At the very edge of the precipice was one sneaker sole track.

He dropped to his knees, and shimmied to the precipice. His
body trembled as he looked down at the ravine. It was too steep to climb down.
The stream at the bottom that fed the lake was almost a trickle, with green
undergrowth at either side. Frank strained his eyes. A patch of green seemed
brighter than the rest. He slipped his hand in his pocket and took out his cell
phone. Selecting the camera mode, he pressed the zoom to the maximum.

“Shit, it’s Johno.”

His pulse rate increased as he fumbled to put his phone
away. Cupping his hands to either side of his mouth, he shouted.

“Johno, are you okay.”

There was no response, and no way down there without a full
set of mountaineering equipment. Frank rolled over, then slipped the strap to
his scanner from his shoulder. He grabbed the microphone from its cradle and
pressed the button.”

“Anyone, can you get me a helicopter. I’ve found the target,
Fox Two, over.”

“What’s your location, Fox Two, This is Whirly Bird One,
over.”

Frank’s hands trembled as he took his map from his jacket
pocket. The frequency was buzzing with a jumble of voices. He thumbed the
microphone button.

“Get off the damn air, ya’ll. Whirly Bird One, map reference
C for Charlie, two, H for Hector, one, three. South West of the map grid. He’s
in the ravine. I’m on a ledge above and I reckon I’m half-way up the mountain,
Fox Two, over.”

“ETA five minutes, Whirly Bird One, out.”
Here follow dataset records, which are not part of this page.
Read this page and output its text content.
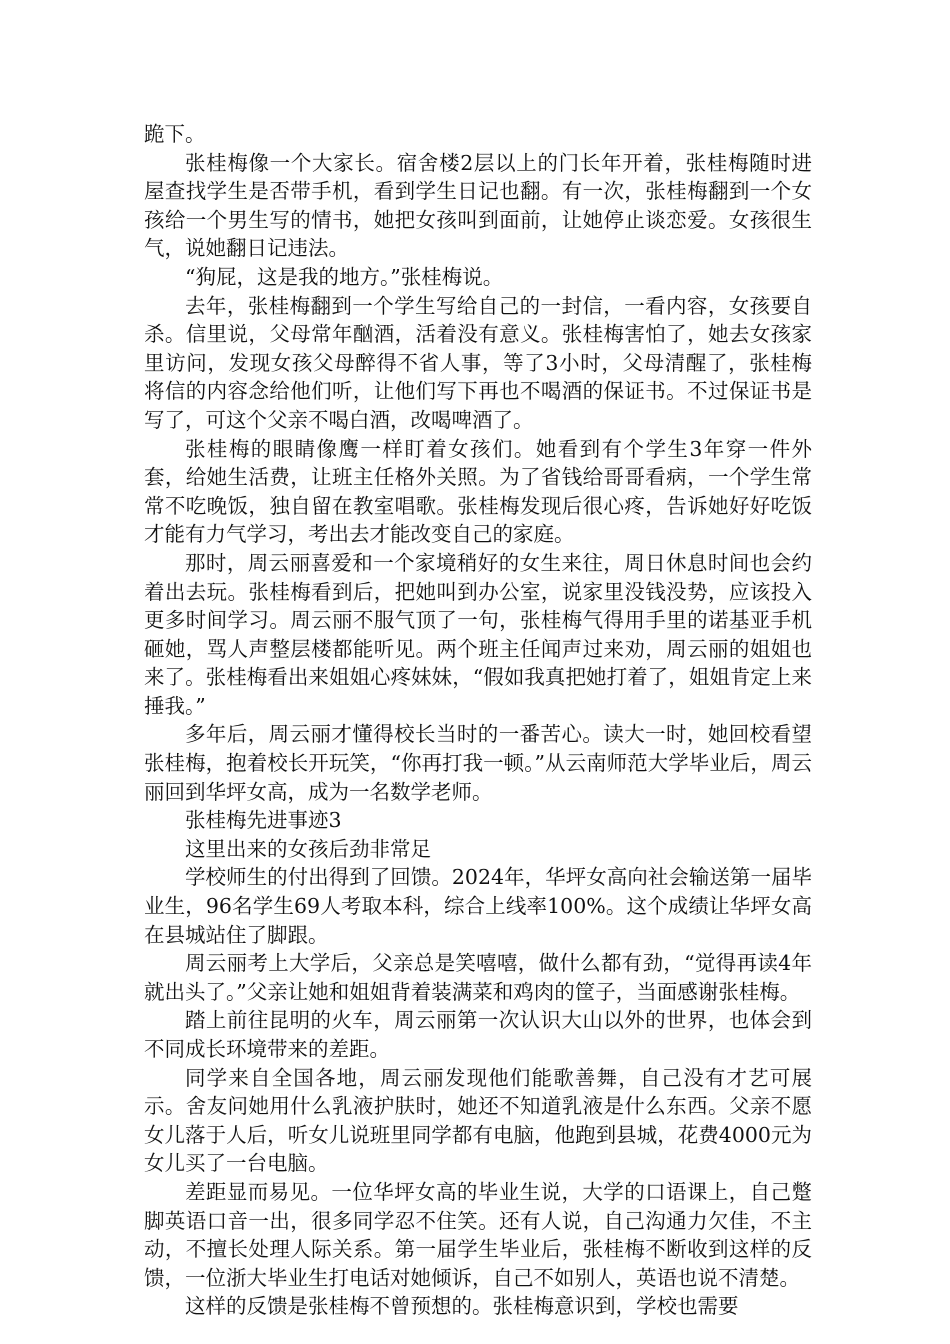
跪下。

张桂梅像一个大家长。宿舍楼2层以上的门长年开着，张桂梅随时进屋查找学生是否带手机，看到学生日记也翻。有一次，张桂梅翻到一个女孩给一个男生写的情书，她把女孩叫到面前，让她停止谈恋爱。女孩很生气，说她翻日记违法。

“狗屁，这是我的地方。”张桂梅说。

去年，张桂梅翻到一个学生写给自己的一封信，一看内容，女孩要自杀。信里说，父母常年酗酒，活着没有意义。张桂梅害怕了，她去女孩家里访问，发现女孩父母醉得不省人事，等了3小时，父母清醒了，张桂梅将信的内容念给他们听，让他们写下再也不喝酒的保证书。不过保证书是写了，可这个父亲不喝白酒，改喝啤酒了。

张桂梅的眼睛像鹰一样盯着女孩们。她看到有个学生3年穿一件外套，给她生活费，让班主任格外关照。为了省钱给哥哥看病，一个学生常常不吃晚饭，独自留在教室唱歌。张桂梅发现后很心疼，告诉她好好吃饭才能有力气学习，考出去才能改变自己的家庭。

那时，周云丽喜爱和一个家境稍好的女生来往，周日休息时间也会约着出去玩。张桂梅看到后，把她叫到办公室，说家里没钱没势，应该投入更多时间学习。周云丽不服气顶了一句，张桂梅气得用手里的诺基亚手机砸她，骂人声整层楼都能听见。两个班主任闻声过来劝，周云丽的姐姐也来了。张桂梅看出来姐姐心疼妹妹，“假如我真把她打着了，姐姐肯定上来捶我。”

多年后，周云丽才懂得校长当时的一番苦心。读大一时，她回校看望张桂梅，抱着校长开玩笑，“你再打我一顿。”从云南师范大学毕业后，周云丽回到华坪女高，成为一名数学老师。

张桂梅先进事迹3

这里出来的女孩后劲非常足

学校师生的付出得到了回馈。2024年，华坪女高向社会输送第一届毕业生，96名学生69人考取本科，综合上线率100%。这个成绩让华坪女高在县城站住了脚跟。

周云丽考上大学后，父亲总是笑嘻嘻，做什么都有劲，“觉得再读4年就出头了。”父亲让她和姐姐背着装满菜和鸡肉的筐子，当面感谢张桂梅。

踏上前往昆明的火车，周云丽第一次认识大山以外的世界，也体会到不同成长环境带来的差距。

同学来自全国各地，周云丽发现他们能歌善舞，自己没有才艺可展示。舍友问她用什么乳液护肤时，她还不知道乳液是什么东西。父亲不愿女儿落于人后，听女儿说班里同学都有电脑，他跑到县城，花费4000元为女儿买了一台电脑。

差距显而易见。一位华坪女高的毕业生说，大学的口语课上，自己蹩脚英语口音一出，很多同学忍不住笑。还有人说，自己沟通力欠佳，不主动，不擅长处理人际关系。第一届学生毕业后，张桂梅不断收到这样的反馈，一位浙大毕业生打电话对她倾诉，自己不如别人，英语也说不清楚。

这样的反馈是张桂梅不曾预想的。张桂梅意识到，学校也需要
An adrenalin rush took away his aches and pains. For a brief
moment, he felt as though he were a youngster again, calling in an air strike.
Frank wasn’t about to get caught in the downdraught, he’d made that mistake
once before in Vietnam. He moved to the cliff face, pressed his back to the
rock and waited. The helicopter was two minutes early, when it thundered
overhead. The spotter saw him, waved, then the chopper turned and hovered over
the ravine.

“Whirly Bird One, Target directly below, Fox Two, over.

“Affirmative, Whirly Bird One, out.”

Frank watched as two of the crew descended on a cable with a
stretcher. It took maybe fifteen minutes before the stretcher came back into
view with the crew, and they were hauled into the chopper. The second chopper
arrived and hovered nearby.

“Whirly Bird One, any news for his parents, Fox Two, over?”

“Target safely onboard. He’s unconscious, but good vital
signs. We’re taking him to the UCLA medical center in LA. Whirly Bird One, out.”

Frank thanked God inwardly. He needed to improvise quickly.
His ankles were throbbing.

“Any chance of a lift to the beach? I’ve twisted my ankle,”
he lied.

“Fox Two, we’ll take you, Whirly Bird Two, out.”

Frank grinned as they pulled him inside the chopper, his
thoughts once more taking him back to his youth in the Army. He was beginning
to think that being a deputy was better than being a tourist guide. He knew
that until twenty-four hours ago, his mind hadn’t been attuned to the job, not
taking it seriously. Frank considered it akin to being in the boy scouts, when
compared to his army days. He decided he owed it to Shaw to up his game. Frank’s
thoughts turned to the vet, then to Johno. Guilt struck him for feeling elated
that their misfortune had revived his zest for life, and the drudgery of having
to work. On the journey to the lake, he looked out of the cockpit and over what
he considered his domain.

Something was out there. Something he didn’t understand.